Political liberalism and epistemic permissivism

In Chapter 3, I argued that at least intrapersonal uniqueness is true. The two main arguments for this were the Arbitrariness Objection and the Evidence Pointing Problem. The permissivist’s reply to these arguments would be that at most one doxastic attitude is rational given the evidence relative to an epistemic standard, but people could have different epistemic standards. This reply mirrored Rawls’s second burden of judgment according to which people could rationally disagree about a proposition if they disagreed about the strength of an evidential consideration. People’s disagreement about the strength of a given evidential consideration can plausibly be thought of as reflecting their possession of different epistemic standards. In questioning how people could permissibly have different epistemic standards, two possible answers can be offered. The first of these answers, which I shall call intrapersonal permissivism about standards, is that for any given agent, more than one epistemic standard is rationally permissible for her. Thus on this view, an agent, Sally, who could permissibly make inferences on the basis of a standard S1 could also permissibly make inferences on the basis of S2. The alternative answer, which I shall call intrapersonal uniqueness about standards, is that for any given agent only one epistemic standard is rationally permissible for her. On this view, if Sally permissibly reasons on the basis of S1, then no other epistemic standard is appropriate for her.
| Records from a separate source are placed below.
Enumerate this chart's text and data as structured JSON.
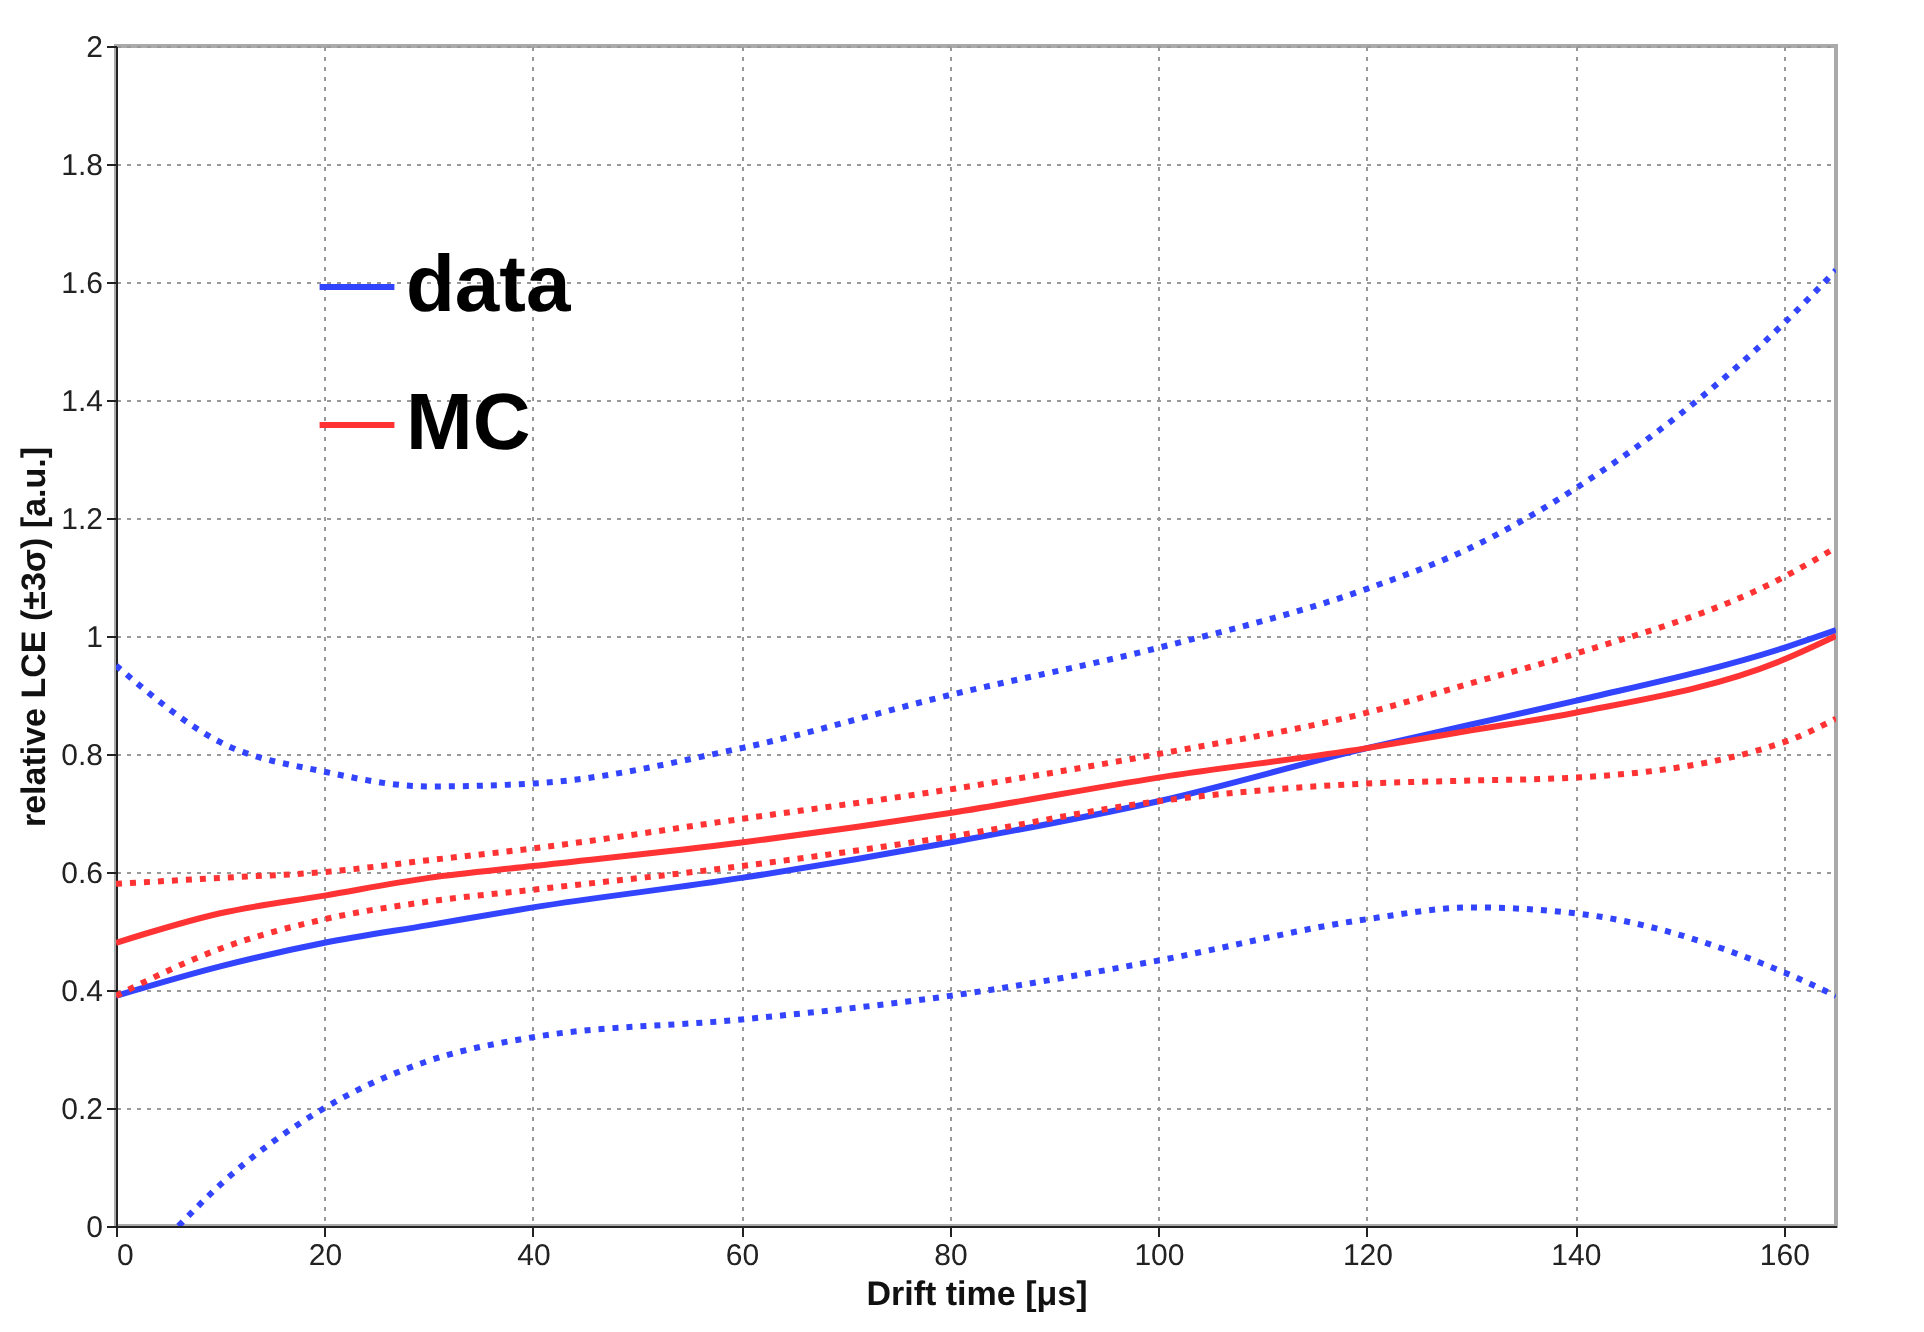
{
  "chart_data": {
    "type": "line",
    "xlabel": "Drift time [μs]",
    "ylabel": "relative LCE (±3σ) [a.u.]",
    "x": [
      0,
      10,
      20,
      30,
      40,
      60,
      80,
      100,
      120,
      130,
      140,
      160,
      165
    ],
    "series": [
      {
        "name": "data",
        "color": "#3344ff",
        "line_style": "solid",
        "values": [
          0.39,
          0.44,
          0.48,
          0.51,
          0.54,
          0.59,
          0.65,
          0.72,
          0.81,
          0.85,
          0.89,
          0.98,
          1.01
        ]
      },
      {
        "name": "MC",
        "color": "#ff3333",
        "line_style": "solid",
        "values": [
          0.48,
          0.53,
          0.56,
          0.59,
          0.61,
          0.65,
          0.7,
          0.76,
          0.81,
          0.84,
          0.87,
          0.96,
          1.0
        ]
      },
      {
        "color": "#3344ff",
        "line_style": "dotted",
        "values": [
          0.95,
          0.82,
          0.77,
          0.745,
          0.75,
          0.81,
          0.9,
          0.98,
          1.08,
          1.15,
          1.25,
          1.53,
          1.62
        ]
      },
      {
        "color": "#3344ff",
        "line_style": "dotted",
        "x": [
          6,
          10,
          20,
          30,
          40,
          60,
          80,
          100,
          120,
          130,
          140,
          160,
          165
        ],
        "values": [
          0.0,
          0.07,
          0.2,
          0.28,
          0.32,
          0.35,
          0.39,
          0.45,
          0.52,
          0.54,
          0.53,
          0.43,
          0.39
        ]
      },
      {
        "color": "#ff3333",
        "line_style": "dotted",
        "values": [
          0.58,
          0.59,
          0.6,
          0.62,
          0.64,
          0.69,
          0.74,
          0.8,
          0.87,
          0.92,
          0.97,
          1.1,
          1.15
        ]
      },
      {
        "color": "#ff3333",
        "line_style": "dotted",
        "values": [
          0.39,
          0.47,
          0.52,
          0.55,
          0.57,
          0.61,
          0.66,
          0.72,
          0.75,
          0.755,
          0.76,
          0.82,
          0.86
        ]
      }
    ],
    "xlim": [
      0,
      165
    ],
    "xticks": [
      0,
      20,
      40,
      60,
      80,
      100,
      120,
      140,
      160
    ],
    "ylim": [
      0,
      2
    ],
    "yticks": [
      0,
      0.2,
      0.4,
      0.6,
      0.8,
      1,
      1.2,
      1.4,
      1.6,
      1.8,
      2
    ],
    "grid": true,
    "legend": "top left"
  }
}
This, however, does not preclude that some other standard S2, but not S1, is appropriate for another agent, Susan. The subject of this chapter is the former view. I shall argue that both the Arbitrariness Objection and the Evidence Pointing Problem can be extended against intrapersonal permissivism about standards. If these arguments succeed, then the only viable accounts of permissivism are those which are consistent with intrapersonal uniqueness about epistemic standards.